Su obsesión por ella era indudablemente el resultado directo de negarse lo que por derecho le correspondía, decidió, mientras bajaba del carruaje y subía las escaleras. No obstante, estaba muy seguro de una cosa: la próxima vez que se llevara a Sophy a la cama, se aseguraría muy bien de que ambos lo recordaran con perfecta claridad.

– Buenas noches, Guppy -dijo Julián cuando el mayordomo abrió la puerta-. ¿Levantado tan tarde? Pensé que te había dicho que no me esperases.

– Buenas noches, milord. -Guppy carraspeó audiblemente y se hizo a un lado para dar paso a su amo-. Esta noche ha habido un poquito de revuelo. Todo el personal se quedó levantado.

Julián, que estaba a mitad de camino rumbo a la biblioteca, se detuvo y se volvió, con el entrecejo fruncido, en gesto interrogante. Guppy tenía cincuenta y cinco años y era muy eficiente en su trabajo, de modo que no tenía inclinaciones por dramatizar situaciones.

– ¿Un revuelo?

La expresión de Guppy se mantuvo inalterable, pero el brillo de sus ojos estaba cargado de excitación.

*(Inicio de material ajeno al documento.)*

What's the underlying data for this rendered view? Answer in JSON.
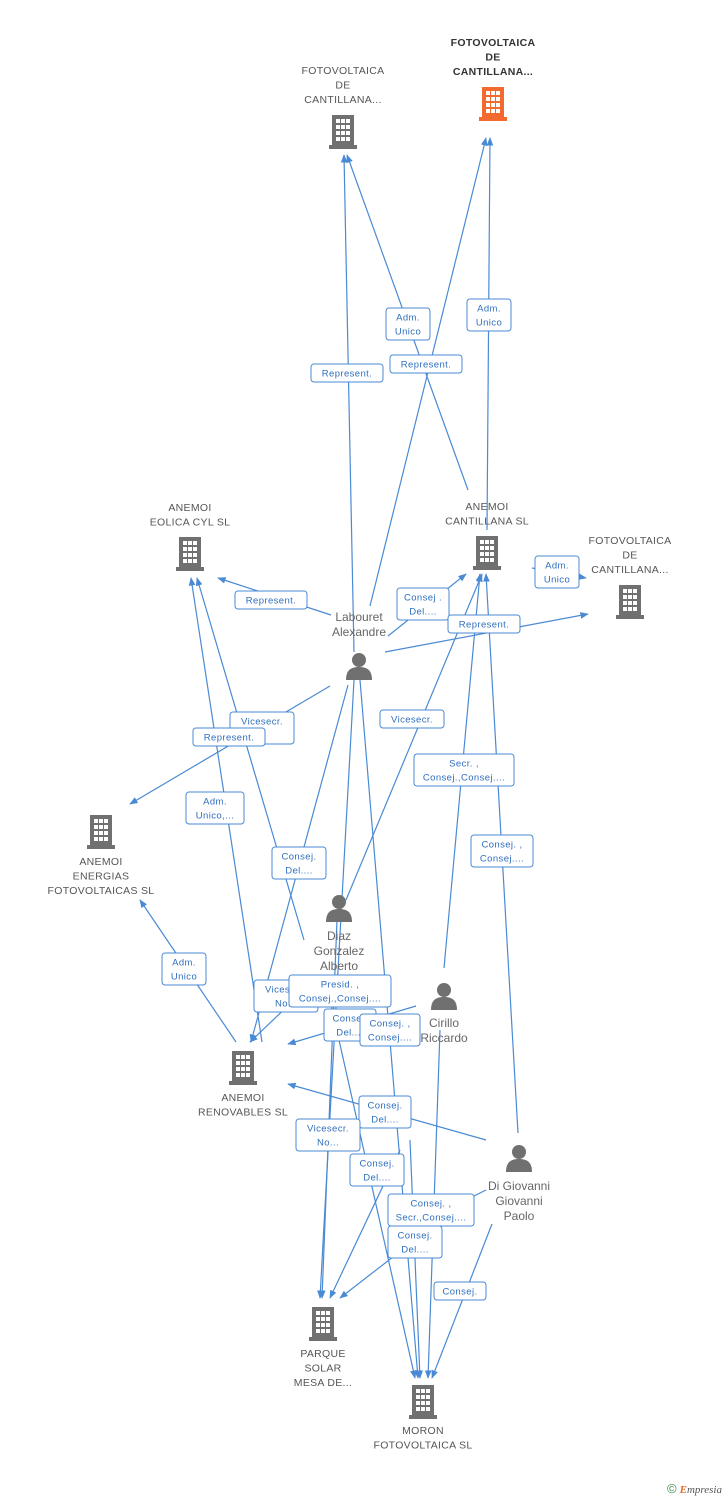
{
  "colors": {
    "edge": "#4a8ad4",
    "company": "#707070",
    "main_company": "#f26a30",
    "person": "#707070"
  },
  "companies": [
    {
      "id": "c1",
      "lines": [
        "FOTOVOLTAICA",
        "DE",
        "CANTILLANA..."
      ],
      "main": false
    },
    {
      "id": "c2",
      "lines": [
        "FOTOVOLTAICA",
        "DE",
        "CANTILLANA..."
      ],
      "main": true
    },
    {
      "id": "c3",
      "lines": [
        "ANEMOI",
        "EOLICA CYL  SL"
      ],
      "main": false
    },
    {
      "id": "c4",
      "lines": [
        "ANEMOI",
        "CANTILLANA SL"
      ],
      "main": false
    },
    {
      "id": "c5",
      "lines": [
        "FOTOVOLTAICA",
        "DE",
        "CANTILLANA..."
      ],
      "main": false
    },
    {
      "id": "c6",
      "lines": [
        "ANEMOI",
        "ENERGIAS",
        "FOTOVOLTAICAS SL"
      ],
      "main": false
    },
    {
      "id": "c7",
      "lines": [
        "ANEMOI",
        "RENOVABLES SL"
      ],
      "main": false
    },
    {
      "id": "c8",
      "lines": [
        "PARQUE",
        "SOLAR",
        "MESA DE..."
      ],
      "main": false
    },
    {
      "id": "c9",
      "lines": [
        "MORON",
        "FOTOVOLTAICA SL"
      ],
      "main": false
    }
  ],
  "persons": [
    {
      "id": "p1",
      "lines": [
        "Labouret",
        "Alexandre"
      ]
    },
    {
      "id": "p2",
      "lines": [
        "Diaz",
        "Gonzalez",
        "Alberto"
      ]
    },
    {
      "id": "p3",
      "lines": [
        "Cirillo",
        "Riccardo"
      ]
    },
    {
      "id": "p4",
      "lines": [
        "Di Giovanni",
        "Giovanni",
        "Paolo"
      ]
    }
  ],
  "edge_labels": [
    {
      "id": "e1",
      "lines": [
        "Represent."
      ]
    },
    {
      "id": "e2",
      "lines": [
        "Adm.",
        "Unico"
      ]
    },
    {
      "id": "e3",
      "lines": [
        "Represent."
      ]
    },
    {
      "id": "e4",
      "lines": [
        "Adm.",
        "Unico"
      ]
    },
    {
      "id": "e5",
      "lines": [
        "Represent."
      ]
    },
    {
      "id": "e6",
      "lines": [
        "Consej .",
        "Del...."
      ]
    },
    {
      "id": "e7",
      "lines": [
        "Adm.",
        "Unico"
      ]
    },
    {
      "id": "e8",
      "lines": [
        "Represent."
      ]
    },
    {
      "id": "e9",
      "lines": [
        "Vicesecr.",
        "..."
      ]
    },
    {
      "id": "e10",
      "lines": [
        "Represent."
      ]
    },
    {
      "id": "e11",
      "lines": [
        "Vicesecr."
      ]
    },
    {
      "id": "e12",
      "lines": [
        "Secr. ,",
        "Consej.,Consej...."
      ]
    },
    {
      "id": "e13",
      "lines": [
        "Adm.",
        "Unico,..."
      ]
    },
    {
      "id": "e14",
      "lines": [
        "Consej.",
        "Del...."
      ]
    },
    {
      "id": "e15",
      "lines": [
        "Consej. ,",
        "Consej...."
      ]
    },
    {
      "id": "e16",
      "lines": [
        "Adm.",
        "Unico"
      ]
    },
    {
      "id": "e17",
      "lines": [
        "Vicesecr.",
        "No..."
      ]
    },
    {
      "id": "e18",
      "lines": [
        "Presid. ,",
        "Consej.,Consej...."
      ]
    },
    {
      "id": "e19",
      "lines": [
        "Consej.",
        "Del...."
      ]
    },
    {
      "id": "e20",
      "lines": [
        "Consej. ,",
        "Consej...."
      ]
    },
    {
      "id": "e21",
      "lines": [
        "Consej.",
        "Del...."
      ]
    },
    {
      "id": "e22",
      "lines": [
        "Vicesecr.",
        "No..."
      ]
    },
    {
      "id": "e23",
      "lines": [
        "Consej.",
        "Del...."
      ]
    },
    {
      "id": "e24",
      "lines": [
        "Consej. ,",
        "Secr.,Consej...."
      ]
    },
    {
      "id": "e25",
      "lines": [
        "Consej.",
        "Del...."
      ]
    },
    {
      "id": "e26",
      "lines": [
        "Consej."
      ]
    }
  ],
  "copyright": {
    "symbol": "©",
    "brand_initial": "E",
    "brand_rest": "mpresia"
  }
}
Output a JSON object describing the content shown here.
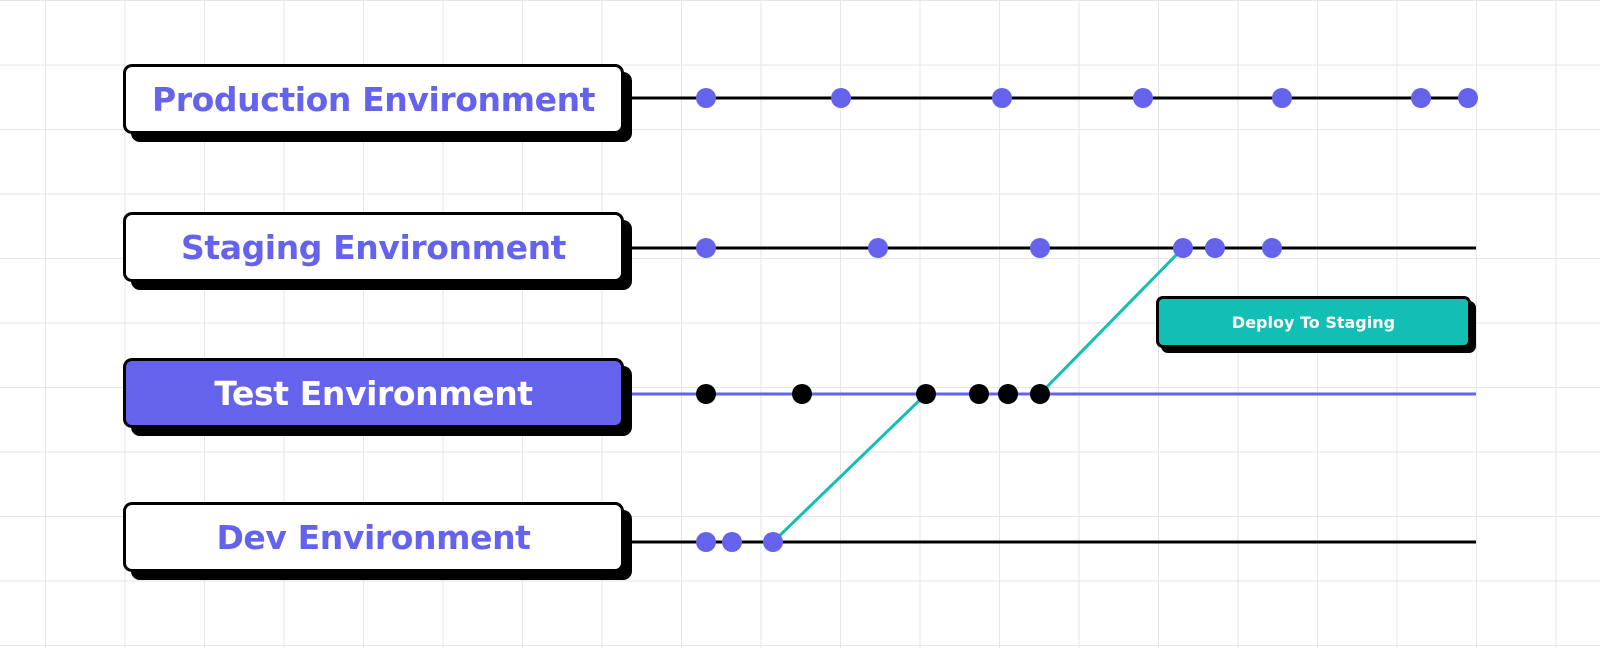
{
  "colors": {
    "accent": "#6563ec",
    "commit_default": "#6563ec",
    "commit_test": "#000000",
    "track_default": "#000000",
    "track_test": "#6563ec",
    "deploy_path": "#13bfb4",
    "action_button": "#13bfb4"
  },
  "environments": [
    {
      "id": "production",
      "label": "Production Environment",
      "highlighted": false,
      "commits": 7
    },
    {
      "id": "staging",
      "label": "Staging Environment",
      "highlighted": false,
      "commits": 6
    },
    {
      "id": "test",
      "label": "Test Environment",
      "highlighted": true,
      "commits": 6
    },
    {
      "id": "dev",
      "label": "Dev Environment",
      "highlighted": false,
      "commits": 3
    }
  ],
  "promotion_path": {
    "from": "dev",
    "via": "test",
    "to": "staging"
  },
  "action": {
    "label": "Deploy To Staging"
  }
}
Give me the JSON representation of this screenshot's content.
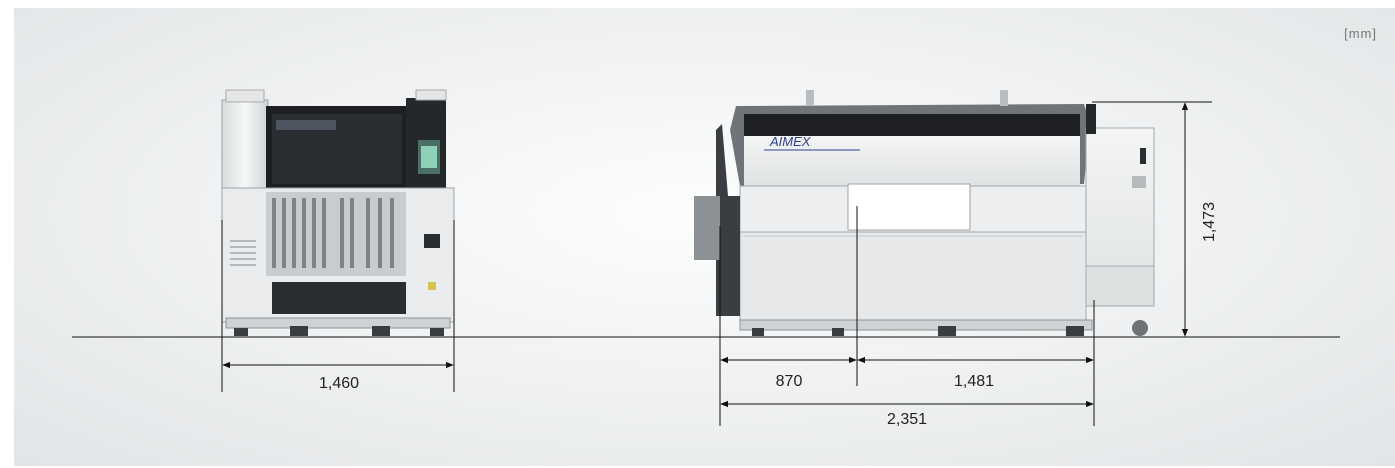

– -La condesa de Ravenwood ha llegado y ha ocupado la residencia, milord. Le ruego me disculpe, pero la verdad es que el personal le habría podido dar una bienvenida mucho más apropiada si se le hubiera avisado que lady Ravenwood llegaría. De hecho, me temo que nos ha tomado por sorpresa. Por supuesto, hemos afrontado correctamente la situación.

Julián se quedó helado. Por un instante ni siquiera pudo pensar. «Sophy está aquí." Era como si todas sus cavilaciones de esa noche, durante el trayecto de regreso a casa hubieran servido para hacer aparecer a Sophy.

– Por supuesto que afrontasteis la situación de forma correcta, Guppy -dijo mecánicamente-. No esperaría menos de ti ni del personal. ¿Dónde está lady Ravenwood en este momento?

– Se retiró a su cuarto hace un ratito, milord. Madam es, si me permite ser tan honesto, muy simpática con todo el personal. La señora Peabody la llevó al cuarto que linda con el suyo, naturalmente.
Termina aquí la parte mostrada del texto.